DP3A Nabire: Kasus Kekerasan Seksual terhadap Anak Masih Dominasi Laporan Semester I 2026

16 hours ago 10

Nabire, Kasus kekerasan seksual terhadap anak masih menjadi persoalan serius di Kabupaten Nabire. Dinas Pemberdayaan Perempuan dan Perlindungan Anak (DP3A) Kabupaten Nabire mencatat, laporan kekerasan seksual terhadap anak menjadi jenis perkara yang paling banyak ditangani sepanjang Semester I 2026.

Data tersebut menunjukkan bahwa perlindungan terhadap anak masih membutuhkan perhatian bersama, terutama dari keluarga, masyarakat, hingga aparat penegak hukum. DP3A menilai upaya pencegahan harus dilakukan secara menyeluruh agar angka kekerasan terhadap anak dapat ditekan.
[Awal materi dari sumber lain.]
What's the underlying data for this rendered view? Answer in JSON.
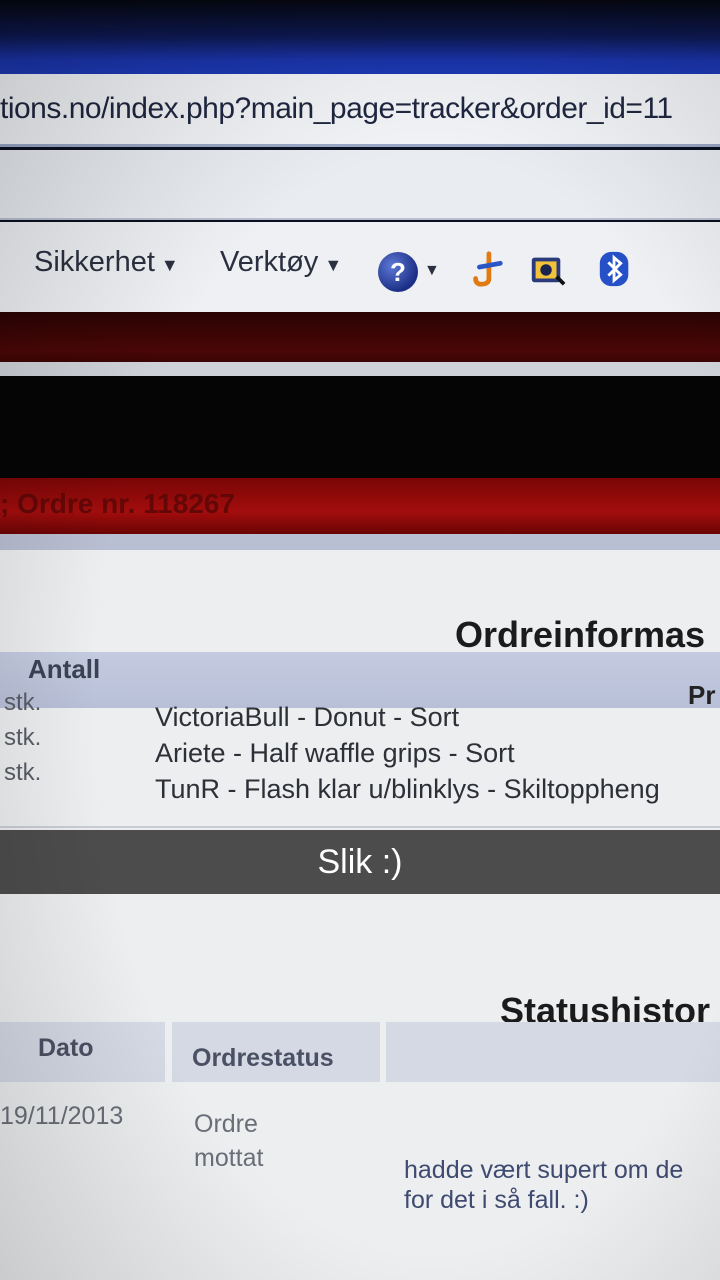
{
  "browser": {
    "url": "tions.no/index.php?main_page=tracker&order_id=11",
    "menus": [
      {
        "label": "Sikkerhet"
      },
      {
        "label": "Verktøy"
      }
    ],
    "help_icon_glyph": "?",
    "icons": [
      "help-icon",
      "paint-icon",
      "camera-icon",
      "bluetooth-icon"
    ]
  },
  "header": {
    "order_number_text": "; Ordre nr. 118267"
  },
  "order_info": {
    "title": "Ordreinformas",
    "columns": [
      "Antall",
      "Pr"
    ],
    "rows": [
      {
        "qty": "stk.",
        "product": "VictoriaBull - Donut - Sort"
      },
      {
        "qty": "stk.",
        "product": "Ariete - Half waffle grips - Sort"
      },
      {
        "qty": "stk.",
        "product": "TunR - Flash klar u/blinklys - Skiltoppheng"
      }
    ]
  },
  "caption": "Slik :)",
  "status_history": {
    "title": "Statushistor",
    "columns": [
      "Dato",
      "Ordrestatus"
    ],
    "entry": {
      "date": "19/11/2013",
      "status_line1": "Ordre",
      "status_line2": "mottat",
      "comment_line1": "hadde vært supert om de",
      "comment_line2": "for det i så fall. :)"
    }
  },
  "colors": {
    "browser_blue": "#1d3bb8",
    "dark_red": "#4a0606",
    "order_red": "#a30d0d",
    "table_header": "#c4cbe0"
  }
}
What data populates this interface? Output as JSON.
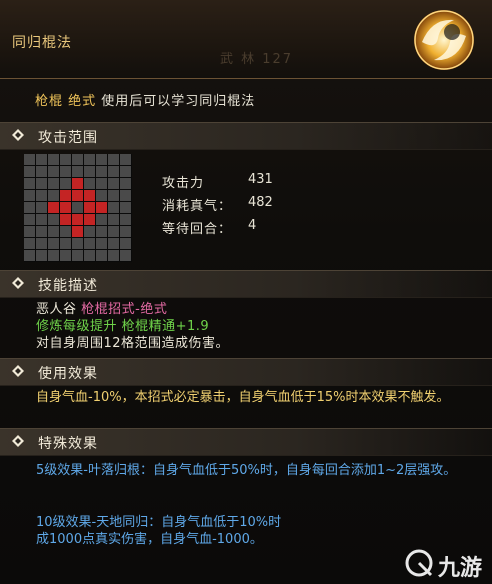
{
  "header": {
    "title": "同归棍法",
    "bg_text": "武  林    127",
    "icon": "spinning-staff-skill-icon"
  },
  "subtitle": {
    "type": "枪棍 绝式",
    "text": "使用后可以学习同归棍法"
  },
  "sections": {
    "range": "攻击范围",
    "description": "技能描述",
    "effect": "使用效果",
    "special": "特殊效果"
  },
  "range_grid": {
    "size": 9,
    "red_cells": [
      [
        3,
        4
      ],
      [
        4,
        3
      ],
      [
        4,
        5
      ],
      [
        5,
        4
      ],
      [
        4,
        2
      ],
      [
        4,
        6
      ],
      [
        2,
        4
      ],
      [
        6,
        4
      ],
      [
        3,
        3
      ],
      [
        3,
        5
      ],
      [
        5,
        3
      ],
      [
        5,
        5
      ]
    ]
  },
  "stats": [
    {
      "key": "攻击力",
      "sep": "：",
      "value": "431"
    },
    {
      "key": "消耗真气",
      "sep": "：",
      "value": "482"
    },
    {
      "key": "等待回合",
      "sep": "：",
      "value": "4"
    }
  ],
  "description": {
    "line1_prefix": "恶人谷",
    "line1_rest": "枪棍招式-绝式",
    "line2": "修炼每级提升 枪棍精通+1.9",
    "line3": "对自身周围12格范围造成伤害。"
  },
  "effect": {
    "text": "自身气血-10%，本招式必定暴击，自身气血低于15%时本效果不触发。"
  },
  "special": {
    "line1": "5级效果-叶落归根：自身气血低于50%时，自身每回合添加1~2层强攻。",
    "line2": "10级效果-天地同归：自身气血低于10%时",
    "line3": "成1000点真实伤害，自身气血-1000。"
  },
  "watermark": {
    "text": "九游"
  },
  "colors": {
    "title": "#e9c77c",
    "red_cell": "#c42424",
    "pink": "#e36aa3",
    "green": "#6fd34a",
    "yellow": "#f0d070",
    "blue": "#5fa8e8"
  }
}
Kepala Seksi Perlindungan Perempuan dan Anak DP3A Kabupaten Nabire, Nurmawati, menjelaskan bahwa selama periode Januari hingga Juni 2026 pihaknya menangani sebanyak 25 kasus yang melibatkan perempuan dan anak. Dari jumlah tersebut, 16 perkara berkaitan dengan anak, sedangkan sembilan lainnya melibatkan perempuan dewasa.

“Seluruh anak yang berusia di bawah 19 tahun menjadi tanggung jawab perlindungan kami. Perlindungan diberikan sejak anak masih dalam kandungan hingga berusia 18 tahun,” ujar Nurmawati di Nabire, Selasa.

Dari total perkara yang melibatkan anak, delapan kasus merupakan kekerasan seksual. Selain itu, DP3A juga menangani dua perkara perebutan hak asuh anak, satu kasus pengeroyokan, dua pendampingan terhadap saksi anak dalam proses hukum, satu kasus pemerkosaan dalam perkara pencurian, satu kasus pencurian dengan kekerasan atau begal, serta satu kasus pelecehan terhadap anak.

Sementara itu, pada kategori perempuan dewasa, DP3A mencatat tiga kasus kekerasan dalam rumah tangga (KDRT), dua kasus penelantaran keluarga, satu perkara pengancaman dalam rumah tangga yang disertai sengketa hak asuh anak, satu kasus dugaan penipuan pekerjaan, satu laporan penelantaran yang disertai dugaan penipuan, serta satu kasus tindakan tidak menyenangkan.

Menurut Nurmawati, sebagian besar laporan yang melibatkan anak diterima melalui koordinasi dengan Unit Pelayanan Perempuan dan Anak (PPA) Polres Nabire. Sinergi tersebut memungkinkan korban memperoleh pendampingan sejak awal proses hukum berlangsung.

Pendampingan yang diberikan tidak hanya berupa dukungan psikologis kepada korban, tetapi juga bantuan hukum, koordinasi dengan aparat penegak hukum, serta pendampingan bersama instansi terkait agar hak-hak korban tetap terlindungi selama proses penyelesaian perkara.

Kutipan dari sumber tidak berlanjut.